Before I explain why I believe Krugman is demanding financial fraud, let us examine his own words. He writes:
Don’t like the platinum coin option? Here’s a functionally equivalent alternative: have the Treasury sell pieces of paper labeled “moral obligation coupons”, which declare the intention of the government to redeem these coupons at face value in one year.
It should be clearly stated on the coupons that the government has no, repeat no, legal obligation to pay anything at all; you see, they’re not debt, and therefore don’t count against the debt limit. But that shouldn’t keep them from having substantial market value. Consider, for example, the fact that the government has no legal responsibility for guaranteeing the debt of Fannie and Freddie; nonetheless, it is widely believed that there is an implicit guarantee (because there is!), and this is very much reflected in the price of that debt.
One must admit that this is rich, calling a bond upon which the government legally could default a "moral obligation" security. (And don't forget that the government, even if it paid back this loan, would essentially default via the "magic" of inflation.) This from a person who in past columns has marveled that governments in the past actually took financial obligations and financial treaties seriously.

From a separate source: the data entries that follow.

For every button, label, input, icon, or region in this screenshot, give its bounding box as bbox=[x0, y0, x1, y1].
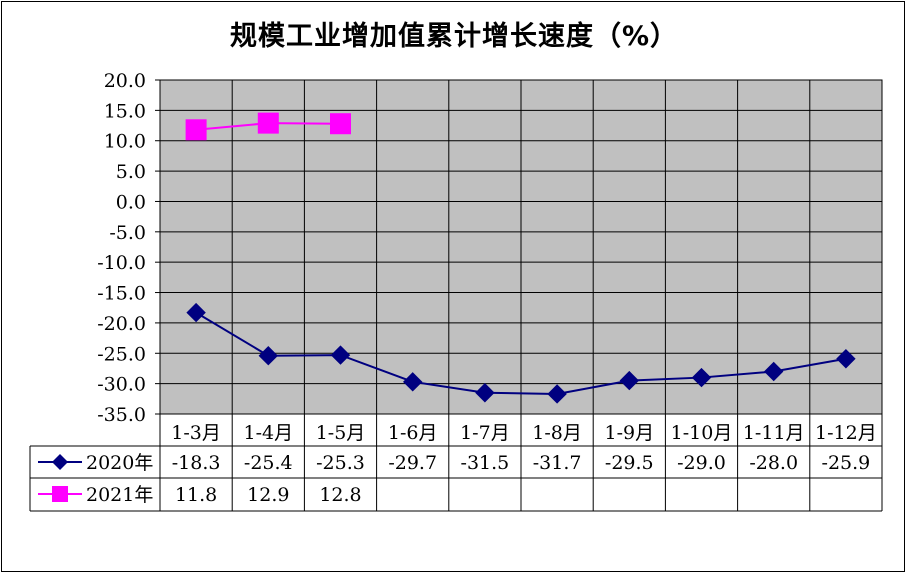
data-point bbox=[257, 112, 279, 134]
data-point bbox=[402, 372, 423, 392]
data-label: 12.8 bbox=[319, 484, 361, 506]
data-point bbox=[619, 370, 640, 391]
x-category-label: 1-10月 bbox=[671, 422, 733, 444]
data-point bbox=[547, 384, 567, 404]
y-tick-label: -10.0 bbox=[97, 252, 146, 274]
data-label: 12.9 bbox=[247, 484, 289, 506]
data-label: -31.5 bbox=[461, 452, 510, 474]
y-tick-label: -25.0 bbox=[97, 343, 146, 365]
data-label: -25.9 bbox=[822, 452, 871, 474]
data-point bbox=[258, 345, 279, 366]
legend-marker bbox=[52, 486, 68, 502]
data-label: -29.5 bbox=[605, 452, 654, 474]
x-category-label: 1-12月 bbox=[815, 422, 877, 444]
legend-marker bbox=[52, 454, 68, 470]
data-label: 11.8 bbox=[175, 484, 217, 506]
y-tick-label: 5.0 bbox=[116, 161, 146, 183]
y-tick-label: -30.0 bbox=[97, 374, 146, 396]
x-category-label: 1-3月 bbox=[171, 422, 221, 444]
x-category-label: 1-9月 bbox=[604, 422, 654, 444]
y-tick-label: 20.0 bbox=[104, 70, 146, 92]
x-category-label: 1-6月 bbox=[388, 422, 438, 444]
data-label: -25.4 bbox=[244, 452, 293, 474]
data-label: -28.0 bbox=[749, 452, 798, 474]
data-label: -29.0 bbox=[677, 452, 726, 474]
x-category-label: 1-7月 bbox=[460, 422, 510, 444]
legend-label: 2021年 bbox=[86, 484, 153, 506]
x-category-label: 1-4月 bbox=[243, 422, 293, 444]
y-tick-label: 15.0 bbox=[104, 100, 146, 122]
data-point bbox=[691, 367, 712, 388]
x-category-label: 1-5月 bbox=[316, 422, 366, 444]
y-tick-label: 0.0 bbox=[116, 191, 146, 213]
y-tick-label: -5.0 bbox=[109, 222, 146, 244]
data-point bbox=[185, 119, 207, 141]
data-label: -25.3 bbox=[316, 452, 365, 474]
x-category-label: 1-8月 bbox=[532, 422, 582, 444]
data-point bbox=[763, 361, 784, 382]
data-label: -18.3 bbox=[172, 452, 221, 474]
legend-label: 2020年 bbox=[86, 452, 153, 474]
chart-title: 规模工业增加值累计增长速度（%） bbox=[229, 21, 679, 52]
series-line-1 bbox=[195, 311, 847, 395]
y-tick-label: -35.0 bbox=[97, 404, 146, 426]
data-point bbox=[186, 302, 206, 323]
data-point bbox=[330, 113, 351, 135]
x-category-label: 1-11月 bbox=[743, 422, 805, 444]
data-point bbox=[836, 349, 856, 369]
y-tick-label: 10.0 bbox=[104, 131, 146, 153]
data-label: -31.7 bbox=[533, 452, 582, 474]
data-point bbox=[330, 345, 351, 365]
y-tick-label: -15.0 bbox=[97, 283, 146, 305]
y-tick-label: -20.0 bbox=[97, 313, 146, 335]
data-point bbox=[475, 383, 495, 403]
data-label: -29.7 bbox=[388, 452, 437, 474]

But it gets even better, as Krugman writes:
And maybe the coupons wouldn’t have to be sold on the open market; why not just have the Fed buy them? Bear in mind that the Fed doesn’t always buy safe assets; it’s buying a lot of mortgage-backed securities (from Fannie and Freddie; see above), and during the worst of the financial crisis it bought lots of commercial paper. So why not slightly speculative pieces of paper sold by the Treasury?In other words, the Fed can pretend that what essentially are political securities has real value. That is financial fraud, period. People have gone to prison for much less. And lest one think I have misread Krugman, he gives us this gem:
If there is a legal problem even with selling these coupons, there are still alternatives, such as paying suppliers with these coupons and then having the Fed buy them. The mechanics really don’t matter; as long as we’re in a liquidity trap, printing money, printing conventional debt securities, or printing funny money with no legal standing that nonetheless lets the government pay its bills are all equivalent.So, instead of facing the hard reality that the government cannot spend at current levels given the ability of the U.S. economy to produce enough tax revenues, Krugman claims that we can fix our problems by having Treasury and the Fed pull more rabbits from their proverbial hats. Call it what you wish, but this is fraud by every legal and moral definition. It also is the hallmark of Keynesian "economics."